LEWISTON – A touring group of women who worked in sweatshops producing goods for Wal-Mart stores will present a panel discussion at Bates College at 4 p.m. Tuesday in the Keck Classroom (G52) in Pettengill Hall, 4 Andrews Road.

The event is open to the public at no cost. Sponsored by the New World Coalition, a Bates student group advocating for social justice, the speaking tour was organized by the International Labor Rights Fund.

It is part of a campaign to hold Wal-Mart accountable for its use of sweatshop labor, said event organizer Erin Reed, a sophomore from Pembroke, Mass.

For more information, people can visit the International Labor Rights Fund Web site, www.laborrights.org or call (207) 777-7582.

The panel speakers are from the Philippines, Nicaragua and Colombia.
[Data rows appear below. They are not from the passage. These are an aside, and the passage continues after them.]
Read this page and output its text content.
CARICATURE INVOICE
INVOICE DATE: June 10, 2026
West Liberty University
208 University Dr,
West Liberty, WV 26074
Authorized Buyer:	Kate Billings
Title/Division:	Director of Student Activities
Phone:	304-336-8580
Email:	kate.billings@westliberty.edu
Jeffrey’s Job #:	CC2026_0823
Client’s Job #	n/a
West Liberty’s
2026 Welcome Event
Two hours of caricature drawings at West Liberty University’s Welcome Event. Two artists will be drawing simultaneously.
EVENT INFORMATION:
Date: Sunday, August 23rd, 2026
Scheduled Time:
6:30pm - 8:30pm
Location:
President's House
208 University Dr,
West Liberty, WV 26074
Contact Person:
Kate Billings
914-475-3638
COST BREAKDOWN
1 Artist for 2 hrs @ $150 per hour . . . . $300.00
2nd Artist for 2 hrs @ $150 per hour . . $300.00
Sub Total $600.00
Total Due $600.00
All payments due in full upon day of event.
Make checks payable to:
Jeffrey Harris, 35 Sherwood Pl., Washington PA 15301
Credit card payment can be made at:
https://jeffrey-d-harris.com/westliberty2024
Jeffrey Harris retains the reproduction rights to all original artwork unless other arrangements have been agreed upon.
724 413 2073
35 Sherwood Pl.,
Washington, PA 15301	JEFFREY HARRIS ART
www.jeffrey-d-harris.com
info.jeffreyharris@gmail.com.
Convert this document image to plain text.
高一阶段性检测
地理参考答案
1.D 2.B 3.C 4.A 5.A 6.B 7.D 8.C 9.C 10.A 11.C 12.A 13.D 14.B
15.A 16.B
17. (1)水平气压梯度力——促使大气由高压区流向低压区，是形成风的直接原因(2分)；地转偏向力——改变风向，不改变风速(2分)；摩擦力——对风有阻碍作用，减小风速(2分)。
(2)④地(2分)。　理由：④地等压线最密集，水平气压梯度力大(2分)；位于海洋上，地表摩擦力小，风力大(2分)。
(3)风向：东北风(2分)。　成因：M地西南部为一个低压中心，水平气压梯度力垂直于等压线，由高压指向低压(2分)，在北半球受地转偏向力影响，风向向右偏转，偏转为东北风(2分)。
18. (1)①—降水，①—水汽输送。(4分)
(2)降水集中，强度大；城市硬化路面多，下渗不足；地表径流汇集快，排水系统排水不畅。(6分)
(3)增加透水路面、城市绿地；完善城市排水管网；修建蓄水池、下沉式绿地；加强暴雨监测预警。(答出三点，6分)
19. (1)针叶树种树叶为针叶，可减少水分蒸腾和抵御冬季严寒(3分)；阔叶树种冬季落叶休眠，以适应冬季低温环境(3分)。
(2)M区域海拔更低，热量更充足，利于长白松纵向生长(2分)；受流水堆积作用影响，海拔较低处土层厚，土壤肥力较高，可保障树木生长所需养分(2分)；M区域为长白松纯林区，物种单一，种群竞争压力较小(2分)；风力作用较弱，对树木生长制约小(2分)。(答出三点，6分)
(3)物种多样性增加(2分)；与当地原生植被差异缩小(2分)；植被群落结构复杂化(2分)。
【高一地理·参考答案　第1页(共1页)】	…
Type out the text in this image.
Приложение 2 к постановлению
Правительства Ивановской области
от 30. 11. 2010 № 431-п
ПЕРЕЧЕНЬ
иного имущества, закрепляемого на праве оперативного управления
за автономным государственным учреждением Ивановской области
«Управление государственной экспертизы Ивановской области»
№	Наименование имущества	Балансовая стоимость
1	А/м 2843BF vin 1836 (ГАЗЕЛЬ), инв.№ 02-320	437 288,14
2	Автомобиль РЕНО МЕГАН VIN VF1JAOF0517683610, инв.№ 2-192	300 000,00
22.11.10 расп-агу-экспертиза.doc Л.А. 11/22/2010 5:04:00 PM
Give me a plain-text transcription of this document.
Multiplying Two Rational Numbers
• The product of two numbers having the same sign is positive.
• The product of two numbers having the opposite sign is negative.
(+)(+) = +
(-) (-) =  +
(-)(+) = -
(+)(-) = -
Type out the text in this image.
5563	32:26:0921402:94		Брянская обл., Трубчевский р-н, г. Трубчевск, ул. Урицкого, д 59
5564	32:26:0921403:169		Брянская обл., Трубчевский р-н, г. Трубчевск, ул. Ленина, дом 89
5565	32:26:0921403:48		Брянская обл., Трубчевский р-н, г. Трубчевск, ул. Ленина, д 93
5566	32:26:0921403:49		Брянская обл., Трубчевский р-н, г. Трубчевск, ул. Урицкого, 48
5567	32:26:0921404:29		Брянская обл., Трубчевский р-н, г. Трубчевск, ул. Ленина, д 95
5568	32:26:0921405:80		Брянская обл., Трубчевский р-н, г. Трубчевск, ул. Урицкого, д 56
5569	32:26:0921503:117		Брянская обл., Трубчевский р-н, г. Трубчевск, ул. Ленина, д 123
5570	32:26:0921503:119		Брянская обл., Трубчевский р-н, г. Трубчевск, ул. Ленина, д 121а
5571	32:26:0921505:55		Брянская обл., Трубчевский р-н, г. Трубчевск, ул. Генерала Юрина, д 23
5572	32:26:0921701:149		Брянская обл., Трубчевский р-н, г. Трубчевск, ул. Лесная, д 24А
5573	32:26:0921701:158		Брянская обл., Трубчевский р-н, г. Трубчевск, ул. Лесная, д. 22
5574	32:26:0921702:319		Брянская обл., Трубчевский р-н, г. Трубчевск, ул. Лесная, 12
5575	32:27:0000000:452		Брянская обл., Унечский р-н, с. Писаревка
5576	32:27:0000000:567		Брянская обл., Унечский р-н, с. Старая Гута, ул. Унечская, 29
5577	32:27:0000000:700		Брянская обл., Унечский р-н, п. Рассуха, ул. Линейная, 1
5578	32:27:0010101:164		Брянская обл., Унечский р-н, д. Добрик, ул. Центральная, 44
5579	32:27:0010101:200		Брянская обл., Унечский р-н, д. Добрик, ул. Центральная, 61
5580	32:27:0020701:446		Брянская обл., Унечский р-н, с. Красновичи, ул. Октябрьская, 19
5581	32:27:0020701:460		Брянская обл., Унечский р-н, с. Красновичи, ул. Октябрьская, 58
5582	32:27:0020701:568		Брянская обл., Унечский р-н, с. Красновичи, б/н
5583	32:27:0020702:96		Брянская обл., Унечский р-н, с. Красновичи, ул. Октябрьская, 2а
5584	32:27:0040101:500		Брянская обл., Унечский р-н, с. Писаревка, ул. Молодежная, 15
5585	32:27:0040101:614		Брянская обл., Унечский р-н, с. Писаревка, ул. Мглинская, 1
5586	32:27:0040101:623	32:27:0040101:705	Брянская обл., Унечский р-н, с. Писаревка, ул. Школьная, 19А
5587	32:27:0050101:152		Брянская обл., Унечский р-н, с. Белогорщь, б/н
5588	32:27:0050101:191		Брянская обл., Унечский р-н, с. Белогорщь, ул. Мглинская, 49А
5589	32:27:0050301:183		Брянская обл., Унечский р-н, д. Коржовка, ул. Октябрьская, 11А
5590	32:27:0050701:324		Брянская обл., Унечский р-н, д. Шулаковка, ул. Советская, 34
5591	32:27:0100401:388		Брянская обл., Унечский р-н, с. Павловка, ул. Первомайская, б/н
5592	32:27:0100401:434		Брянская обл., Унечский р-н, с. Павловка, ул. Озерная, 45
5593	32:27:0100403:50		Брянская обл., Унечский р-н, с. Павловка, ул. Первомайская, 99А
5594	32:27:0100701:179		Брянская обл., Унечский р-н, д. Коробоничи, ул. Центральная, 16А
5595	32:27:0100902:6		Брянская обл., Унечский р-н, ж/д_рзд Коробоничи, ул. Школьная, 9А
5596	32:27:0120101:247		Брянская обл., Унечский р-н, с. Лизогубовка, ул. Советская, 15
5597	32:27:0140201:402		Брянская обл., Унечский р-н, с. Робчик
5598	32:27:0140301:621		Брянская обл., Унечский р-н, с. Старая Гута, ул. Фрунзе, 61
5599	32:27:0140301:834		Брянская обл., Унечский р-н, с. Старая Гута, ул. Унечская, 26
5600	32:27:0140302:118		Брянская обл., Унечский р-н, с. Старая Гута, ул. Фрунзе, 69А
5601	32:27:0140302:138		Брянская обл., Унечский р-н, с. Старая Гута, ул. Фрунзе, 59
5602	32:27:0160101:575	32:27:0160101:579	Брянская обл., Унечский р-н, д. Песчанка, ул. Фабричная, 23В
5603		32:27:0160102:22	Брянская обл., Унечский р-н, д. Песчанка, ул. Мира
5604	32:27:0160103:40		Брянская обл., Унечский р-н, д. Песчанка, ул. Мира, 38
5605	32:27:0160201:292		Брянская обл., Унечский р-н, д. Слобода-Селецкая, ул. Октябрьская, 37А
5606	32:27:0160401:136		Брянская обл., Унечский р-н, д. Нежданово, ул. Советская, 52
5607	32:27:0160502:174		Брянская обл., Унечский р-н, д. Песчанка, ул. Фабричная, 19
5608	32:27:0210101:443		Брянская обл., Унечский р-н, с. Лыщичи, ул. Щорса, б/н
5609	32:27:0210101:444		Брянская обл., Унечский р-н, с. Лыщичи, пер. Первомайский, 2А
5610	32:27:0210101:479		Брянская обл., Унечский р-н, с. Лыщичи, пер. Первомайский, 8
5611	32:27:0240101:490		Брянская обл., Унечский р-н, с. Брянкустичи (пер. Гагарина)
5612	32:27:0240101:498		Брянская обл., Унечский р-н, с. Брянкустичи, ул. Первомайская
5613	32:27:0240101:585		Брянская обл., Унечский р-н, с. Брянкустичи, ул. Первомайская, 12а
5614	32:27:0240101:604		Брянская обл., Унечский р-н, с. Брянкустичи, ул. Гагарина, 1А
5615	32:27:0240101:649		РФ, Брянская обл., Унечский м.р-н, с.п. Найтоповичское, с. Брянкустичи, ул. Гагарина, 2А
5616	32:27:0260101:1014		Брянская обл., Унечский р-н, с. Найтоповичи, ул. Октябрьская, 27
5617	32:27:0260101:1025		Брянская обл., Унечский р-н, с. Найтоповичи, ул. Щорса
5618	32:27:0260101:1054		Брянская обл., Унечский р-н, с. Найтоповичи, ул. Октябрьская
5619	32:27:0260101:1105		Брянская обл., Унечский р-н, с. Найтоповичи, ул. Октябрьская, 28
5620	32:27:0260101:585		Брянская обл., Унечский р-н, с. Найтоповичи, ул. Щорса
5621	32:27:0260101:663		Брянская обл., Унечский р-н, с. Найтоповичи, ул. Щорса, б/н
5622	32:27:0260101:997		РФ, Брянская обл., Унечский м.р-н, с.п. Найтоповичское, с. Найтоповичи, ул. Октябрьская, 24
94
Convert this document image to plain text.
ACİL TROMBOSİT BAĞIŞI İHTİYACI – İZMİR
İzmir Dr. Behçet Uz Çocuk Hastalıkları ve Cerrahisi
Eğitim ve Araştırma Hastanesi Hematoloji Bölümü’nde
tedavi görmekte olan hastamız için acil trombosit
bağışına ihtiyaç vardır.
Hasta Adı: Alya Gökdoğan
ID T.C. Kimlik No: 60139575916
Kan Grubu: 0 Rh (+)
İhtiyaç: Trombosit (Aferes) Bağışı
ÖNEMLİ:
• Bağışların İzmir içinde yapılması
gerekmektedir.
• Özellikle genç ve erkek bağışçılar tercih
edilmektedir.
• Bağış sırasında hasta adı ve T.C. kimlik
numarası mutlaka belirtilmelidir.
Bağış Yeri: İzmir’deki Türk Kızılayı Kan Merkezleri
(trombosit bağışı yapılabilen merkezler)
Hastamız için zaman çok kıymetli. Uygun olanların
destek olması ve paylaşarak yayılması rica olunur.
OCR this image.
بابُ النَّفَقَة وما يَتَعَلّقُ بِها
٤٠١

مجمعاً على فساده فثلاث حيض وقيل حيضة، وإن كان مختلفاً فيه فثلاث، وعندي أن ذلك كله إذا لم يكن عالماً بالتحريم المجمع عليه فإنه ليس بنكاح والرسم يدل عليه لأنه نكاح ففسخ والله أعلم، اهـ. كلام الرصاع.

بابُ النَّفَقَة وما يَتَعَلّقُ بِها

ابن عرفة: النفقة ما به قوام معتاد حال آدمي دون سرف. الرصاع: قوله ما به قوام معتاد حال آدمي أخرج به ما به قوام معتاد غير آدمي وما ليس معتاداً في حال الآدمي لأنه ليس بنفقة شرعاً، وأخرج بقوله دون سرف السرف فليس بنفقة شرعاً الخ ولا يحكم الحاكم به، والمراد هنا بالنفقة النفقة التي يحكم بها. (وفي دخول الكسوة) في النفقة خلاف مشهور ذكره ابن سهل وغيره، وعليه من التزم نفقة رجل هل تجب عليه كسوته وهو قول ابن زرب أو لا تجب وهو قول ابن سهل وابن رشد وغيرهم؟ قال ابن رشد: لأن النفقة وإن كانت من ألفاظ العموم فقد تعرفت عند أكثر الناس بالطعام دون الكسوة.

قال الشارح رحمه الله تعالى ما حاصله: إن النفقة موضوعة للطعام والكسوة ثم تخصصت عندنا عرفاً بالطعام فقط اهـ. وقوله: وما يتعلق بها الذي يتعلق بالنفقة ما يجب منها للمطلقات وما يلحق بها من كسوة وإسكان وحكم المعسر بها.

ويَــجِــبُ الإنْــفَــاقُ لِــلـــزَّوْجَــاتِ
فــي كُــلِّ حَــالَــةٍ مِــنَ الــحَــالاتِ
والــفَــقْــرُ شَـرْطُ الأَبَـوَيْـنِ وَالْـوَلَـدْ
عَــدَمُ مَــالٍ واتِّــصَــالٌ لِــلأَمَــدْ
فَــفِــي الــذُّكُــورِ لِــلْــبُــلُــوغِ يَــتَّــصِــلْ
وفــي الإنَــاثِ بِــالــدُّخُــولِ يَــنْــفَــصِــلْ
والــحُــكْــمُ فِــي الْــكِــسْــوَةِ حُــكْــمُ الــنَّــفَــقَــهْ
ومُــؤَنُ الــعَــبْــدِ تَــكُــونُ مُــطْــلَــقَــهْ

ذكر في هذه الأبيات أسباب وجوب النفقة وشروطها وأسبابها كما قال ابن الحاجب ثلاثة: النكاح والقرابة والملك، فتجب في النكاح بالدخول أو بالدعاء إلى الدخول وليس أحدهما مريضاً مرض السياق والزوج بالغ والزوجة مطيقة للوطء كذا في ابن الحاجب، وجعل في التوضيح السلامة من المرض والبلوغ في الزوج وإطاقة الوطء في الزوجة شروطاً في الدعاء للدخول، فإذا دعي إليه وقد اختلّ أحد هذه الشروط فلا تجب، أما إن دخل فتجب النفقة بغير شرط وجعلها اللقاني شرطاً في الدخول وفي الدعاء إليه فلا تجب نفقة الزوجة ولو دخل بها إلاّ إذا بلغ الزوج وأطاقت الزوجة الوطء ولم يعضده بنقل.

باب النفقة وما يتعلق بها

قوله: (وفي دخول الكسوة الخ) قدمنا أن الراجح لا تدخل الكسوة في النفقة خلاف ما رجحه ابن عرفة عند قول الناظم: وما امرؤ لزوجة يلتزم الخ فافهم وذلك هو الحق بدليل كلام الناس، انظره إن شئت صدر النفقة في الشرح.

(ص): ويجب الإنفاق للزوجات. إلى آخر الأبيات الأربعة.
They have worked in sweatshops that produce goods for No Boundaries, White Stag and Faded Glory Jeans to be sold in Wal-Mart stores, as well as at flower plantations owned by Dole, which sells nearly all its flowers at Wal-Mart stores, according to the organizers.

The Labor Rights Fund Web site states that factories that supply Wal-Mart have been associated with violations of overtime, minimum wage, health care and maternity leave laws.

“When the New World Coalition showed the documentary Wal-Mart: The High Cost of Low Price’ this fall, hundreds of people became aware of how powerful Wal-Mart is,” Reed says. “This panel will give a face and a voice to the people who have suffered as a result.”